2.8. Genome-resequencing and SNP calling
For genome resequencing, we sampled a total of 54 individuals ofP. leopardus from two farming factories in Hainan Province of
China. Genomic DNA were extracted from fin tissues of each fish.
Pair-ended libraries were constructed according to the standard protocol
(Illumina, USA), with an insert size of 300 bp. The sequencing was
conducted on the Illumina HiSeq 2000 platform. To avoid the potential
influence of low-quality reads in the subsequent analysis, raw reads
were checked and filtered using QC-Chain (Zhou et al., 2013), removing
reads in the following types: (1) reads containing > 10%
unidentified nucleotides (N’s); (2) duplicated reads; (3) reads aligned
to adapters, and (4) reads with 10% bases having quality score
< 20.
The quality-filtered reads were mapped to the genome assembly using BWA
software with default parameters (Li & Durbin, 2009). SNP calling were
then performed on a population-scale using GATK (McKenna et al., 2010).
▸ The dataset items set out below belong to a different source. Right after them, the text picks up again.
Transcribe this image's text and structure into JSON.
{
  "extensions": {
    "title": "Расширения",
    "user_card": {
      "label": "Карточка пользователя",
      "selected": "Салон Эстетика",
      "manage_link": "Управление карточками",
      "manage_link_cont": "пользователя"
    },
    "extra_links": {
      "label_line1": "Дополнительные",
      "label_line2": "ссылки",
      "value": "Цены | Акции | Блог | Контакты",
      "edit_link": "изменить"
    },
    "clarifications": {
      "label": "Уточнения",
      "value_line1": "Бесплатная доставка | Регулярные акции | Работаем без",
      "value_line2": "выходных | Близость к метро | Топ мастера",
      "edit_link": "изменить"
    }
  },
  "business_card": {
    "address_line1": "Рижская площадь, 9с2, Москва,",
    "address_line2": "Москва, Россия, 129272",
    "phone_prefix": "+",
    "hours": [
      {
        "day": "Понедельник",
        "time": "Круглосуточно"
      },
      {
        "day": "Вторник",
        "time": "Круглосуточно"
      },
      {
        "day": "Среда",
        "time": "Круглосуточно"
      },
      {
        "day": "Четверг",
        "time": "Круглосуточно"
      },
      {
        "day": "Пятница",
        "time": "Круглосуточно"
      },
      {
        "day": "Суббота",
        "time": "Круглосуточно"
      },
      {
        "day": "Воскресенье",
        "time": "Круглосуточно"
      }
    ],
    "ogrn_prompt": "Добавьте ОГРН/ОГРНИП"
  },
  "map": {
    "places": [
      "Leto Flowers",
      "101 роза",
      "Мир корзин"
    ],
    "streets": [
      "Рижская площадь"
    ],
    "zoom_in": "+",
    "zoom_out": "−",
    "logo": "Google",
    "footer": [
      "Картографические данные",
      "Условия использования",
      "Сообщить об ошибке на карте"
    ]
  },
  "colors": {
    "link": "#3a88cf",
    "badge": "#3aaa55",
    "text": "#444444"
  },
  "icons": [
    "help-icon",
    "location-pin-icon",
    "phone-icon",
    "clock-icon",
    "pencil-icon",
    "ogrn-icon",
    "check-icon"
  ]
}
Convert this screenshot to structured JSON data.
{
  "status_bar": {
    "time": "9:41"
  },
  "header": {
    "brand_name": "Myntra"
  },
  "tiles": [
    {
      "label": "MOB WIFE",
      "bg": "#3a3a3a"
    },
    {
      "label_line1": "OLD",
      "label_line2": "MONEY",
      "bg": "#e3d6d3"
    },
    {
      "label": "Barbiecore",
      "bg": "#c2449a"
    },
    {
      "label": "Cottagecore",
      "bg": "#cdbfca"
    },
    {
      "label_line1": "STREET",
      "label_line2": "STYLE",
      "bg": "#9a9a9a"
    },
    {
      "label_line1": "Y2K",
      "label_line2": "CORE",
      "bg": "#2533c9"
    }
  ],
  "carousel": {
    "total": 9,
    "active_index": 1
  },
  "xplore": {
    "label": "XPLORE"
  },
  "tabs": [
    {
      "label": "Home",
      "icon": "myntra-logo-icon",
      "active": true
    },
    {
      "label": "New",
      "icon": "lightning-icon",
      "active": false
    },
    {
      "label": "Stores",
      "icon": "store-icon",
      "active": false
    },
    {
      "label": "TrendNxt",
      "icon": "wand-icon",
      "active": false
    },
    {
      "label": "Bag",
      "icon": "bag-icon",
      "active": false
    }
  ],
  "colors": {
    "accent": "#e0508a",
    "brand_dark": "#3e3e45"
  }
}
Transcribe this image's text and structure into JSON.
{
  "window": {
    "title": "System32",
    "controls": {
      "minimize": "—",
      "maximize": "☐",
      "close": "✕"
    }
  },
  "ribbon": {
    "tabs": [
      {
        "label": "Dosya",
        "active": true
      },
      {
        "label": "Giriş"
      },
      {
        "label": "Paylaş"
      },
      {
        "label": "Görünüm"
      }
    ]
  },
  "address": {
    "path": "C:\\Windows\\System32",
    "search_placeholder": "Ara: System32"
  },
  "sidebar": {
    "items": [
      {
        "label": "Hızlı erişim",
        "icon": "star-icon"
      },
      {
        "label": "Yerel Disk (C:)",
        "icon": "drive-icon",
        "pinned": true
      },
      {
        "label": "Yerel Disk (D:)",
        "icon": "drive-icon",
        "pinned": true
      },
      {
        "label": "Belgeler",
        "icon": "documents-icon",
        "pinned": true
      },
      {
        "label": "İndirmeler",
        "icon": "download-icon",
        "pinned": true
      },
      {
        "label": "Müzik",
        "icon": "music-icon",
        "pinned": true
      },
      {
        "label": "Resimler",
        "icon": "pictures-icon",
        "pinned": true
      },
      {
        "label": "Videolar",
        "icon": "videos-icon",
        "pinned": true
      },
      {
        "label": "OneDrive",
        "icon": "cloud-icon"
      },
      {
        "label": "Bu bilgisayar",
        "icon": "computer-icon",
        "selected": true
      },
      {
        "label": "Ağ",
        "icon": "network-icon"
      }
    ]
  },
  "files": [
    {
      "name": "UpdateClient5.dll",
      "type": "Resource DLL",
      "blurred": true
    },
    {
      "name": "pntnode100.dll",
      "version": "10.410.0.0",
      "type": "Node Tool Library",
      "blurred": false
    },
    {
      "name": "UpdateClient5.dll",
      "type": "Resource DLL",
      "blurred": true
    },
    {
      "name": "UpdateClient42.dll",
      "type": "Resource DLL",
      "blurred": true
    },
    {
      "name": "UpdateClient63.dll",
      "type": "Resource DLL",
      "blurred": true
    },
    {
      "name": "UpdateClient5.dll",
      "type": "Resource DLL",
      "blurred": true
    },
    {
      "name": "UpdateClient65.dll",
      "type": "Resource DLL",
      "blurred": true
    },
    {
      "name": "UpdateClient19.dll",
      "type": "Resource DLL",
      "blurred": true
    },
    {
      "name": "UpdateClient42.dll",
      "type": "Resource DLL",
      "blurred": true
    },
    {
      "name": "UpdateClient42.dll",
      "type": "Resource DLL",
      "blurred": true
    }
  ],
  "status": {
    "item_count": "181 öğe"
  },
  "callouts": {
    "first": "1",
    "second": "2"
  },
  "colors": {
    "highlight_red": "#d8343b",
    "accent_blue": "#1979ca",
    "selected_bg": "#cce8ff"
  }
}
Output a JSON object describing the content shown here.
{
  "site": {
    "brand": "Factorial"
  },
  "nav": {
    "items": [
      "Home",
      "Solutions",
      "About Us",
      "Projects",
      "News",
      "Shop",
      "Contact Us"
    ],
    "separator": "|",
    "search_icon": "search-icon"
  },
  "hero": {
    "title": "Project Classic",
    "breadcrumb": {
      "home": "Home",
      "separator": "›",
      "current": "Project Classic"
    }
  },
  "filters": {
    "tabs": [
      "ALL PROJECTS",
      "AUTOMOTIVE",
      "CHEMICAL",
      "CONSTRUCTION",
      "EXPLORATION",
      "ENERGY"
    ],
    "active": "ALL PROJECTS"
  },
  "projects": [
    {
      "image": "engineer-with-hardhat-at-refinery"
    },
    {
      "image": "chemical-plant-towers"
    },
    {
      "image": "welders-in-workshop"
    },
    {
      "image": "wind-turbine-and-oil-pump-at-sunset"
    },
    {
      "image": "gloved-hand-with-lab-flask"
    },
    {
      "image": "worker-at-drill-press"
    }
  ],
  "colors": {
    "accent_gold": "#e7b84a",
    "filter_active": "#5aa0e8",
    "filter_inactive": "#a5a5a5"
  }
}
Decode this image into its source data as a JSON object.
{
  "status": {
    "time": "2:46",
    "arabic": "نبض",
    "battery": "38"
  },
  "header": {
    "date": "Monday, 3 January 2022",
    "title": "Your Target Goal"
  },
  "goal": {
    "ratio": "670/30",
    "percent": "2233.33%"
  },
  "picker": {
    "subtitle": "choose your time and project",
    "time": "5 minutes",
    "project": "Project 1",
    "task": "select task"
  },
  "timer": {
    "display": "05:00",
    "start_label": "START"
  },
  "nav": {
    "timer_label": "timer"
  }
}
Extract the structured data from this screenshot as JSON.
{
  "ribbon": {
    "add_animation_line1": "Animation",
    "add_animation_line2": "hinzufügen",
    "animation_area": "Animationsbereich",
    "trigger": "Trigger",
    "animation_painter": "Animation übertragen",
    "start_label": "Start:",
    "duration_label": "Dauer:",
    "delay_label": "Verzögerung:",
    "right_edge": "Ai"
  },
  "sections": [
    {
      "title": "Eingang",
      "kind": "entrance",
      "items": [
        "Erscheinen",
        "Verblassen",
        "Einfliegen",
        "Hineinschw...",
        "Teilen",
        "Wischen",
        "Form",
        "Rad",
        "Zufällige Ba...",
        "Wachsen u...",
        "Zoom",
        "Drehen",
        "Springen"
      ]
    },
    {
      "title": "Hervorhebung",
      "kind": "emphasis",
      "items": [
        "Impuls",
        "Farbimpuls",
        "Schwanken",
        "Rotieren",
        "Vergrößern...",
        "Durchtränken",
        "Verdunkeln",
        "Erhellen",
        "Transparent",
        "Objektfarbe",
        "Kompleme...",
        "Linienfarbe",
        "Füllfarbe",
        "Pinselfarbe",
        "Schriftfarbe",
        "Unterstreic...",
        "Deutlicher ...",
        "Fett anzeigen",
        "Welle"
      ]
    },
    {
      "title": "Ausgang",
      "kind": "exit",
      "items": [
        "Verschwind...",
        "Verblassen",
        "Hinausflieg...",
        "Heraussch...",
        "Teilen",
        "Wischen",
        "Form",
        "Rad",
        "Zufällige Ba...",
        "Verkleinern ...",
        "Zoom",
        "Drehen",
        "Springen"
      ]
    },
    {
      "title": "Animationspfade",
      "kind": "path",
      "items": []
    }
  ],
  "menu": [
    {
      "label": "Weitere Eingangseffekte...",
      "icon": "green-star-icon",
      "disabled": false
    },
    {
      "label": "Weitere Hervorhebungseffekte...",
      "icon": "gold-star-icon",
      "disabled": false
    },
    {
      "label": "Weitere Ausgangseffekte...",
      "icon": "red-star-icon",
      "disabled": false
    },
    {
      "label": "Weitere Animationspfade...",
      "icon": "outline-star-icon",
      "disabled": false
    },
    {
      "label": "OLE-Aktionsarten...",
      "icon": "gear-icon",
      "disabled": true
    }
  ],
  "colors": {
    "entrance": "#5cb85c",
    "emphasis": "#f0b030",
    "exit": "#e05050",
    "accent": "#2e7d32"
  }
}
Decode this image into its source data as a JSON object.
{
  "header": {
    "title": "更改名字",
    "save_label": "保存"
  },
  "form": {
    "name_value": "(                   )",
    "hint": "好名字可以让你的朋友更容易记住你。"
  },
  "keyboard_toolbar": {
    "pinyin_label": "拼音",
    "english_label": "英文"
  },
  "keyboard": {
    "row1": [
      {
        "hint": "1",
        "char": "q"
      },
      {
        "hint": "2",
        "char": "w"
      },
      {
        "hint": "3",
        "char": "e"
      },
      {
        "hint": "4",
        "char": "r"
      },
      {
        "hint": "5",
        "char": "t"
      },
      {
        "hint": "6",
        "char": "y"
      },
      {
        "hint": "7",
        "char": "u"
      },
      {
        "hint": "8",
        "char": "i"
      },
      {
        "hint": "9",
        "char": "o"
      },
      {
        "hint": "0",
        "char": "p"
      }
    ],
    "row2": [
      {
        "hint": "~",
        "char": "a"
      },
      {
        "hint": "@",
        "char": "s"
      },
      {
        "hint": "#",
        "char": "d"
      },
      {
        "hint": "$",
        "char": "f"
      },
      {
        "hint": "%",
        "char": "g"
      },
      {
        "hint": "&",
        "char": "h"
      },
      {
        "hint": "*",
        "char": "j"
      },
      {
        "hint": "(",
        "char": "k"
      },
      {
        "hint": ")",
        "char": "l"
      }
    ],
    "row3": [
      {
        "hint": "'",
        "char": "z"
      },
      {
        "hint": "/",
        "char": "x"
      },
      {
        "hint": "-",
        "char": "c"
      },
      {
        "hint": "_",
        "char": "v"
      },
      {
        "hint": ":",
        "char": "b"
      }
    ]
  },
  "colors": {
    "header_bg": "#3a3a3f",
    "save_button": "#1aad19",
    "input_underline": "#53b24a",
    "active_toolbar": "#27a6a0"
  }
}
The allele frequencies were calculated using VCFtools. We further
filtered the SNPs, and only SNPs satisfying the criteria of quality of
depth > 2.0, mapping quality > 40, SNP quality
> 30, minor allele frequency (MAF) ≥ 0.05 and missing rate
≤ 0.1 were kept in the final SNP set.
Results and discussion
3.1 Sequencing and genome size estimation
Genomic DNA of a P. leopardus individual at around 1 year-old
(0.5 kg) (Figure 1) , which was provided by Mingbo Aquatic
Company (Laizhou, China), was used for genome sequencing. A 10× Genomics
linked-read library was constructed and sequenced on BGISEQ-500 platform
(BGI, Shenzhen, China), producing a total of 152.61 Gb of raw reads.
After quality filtering, we obtained 127.36 Gb clean data (Table
1 ). For the Hi-C sequencing, we obtained 631,842,593 raw read pairs,
amounting to 126.37 Gb Hi-C data. Quality control on the Hi-C data
finally resulted to 10.60% of the total raw reads as valid Hi-C reads,
with two ends mapped to different contigs, which are useful for Hi-C
scaffolding (Table 1 ). Single molecule sequencing with PacBio
technology generated 1,255,828 reads for 18.05 Gb (Table 1 ).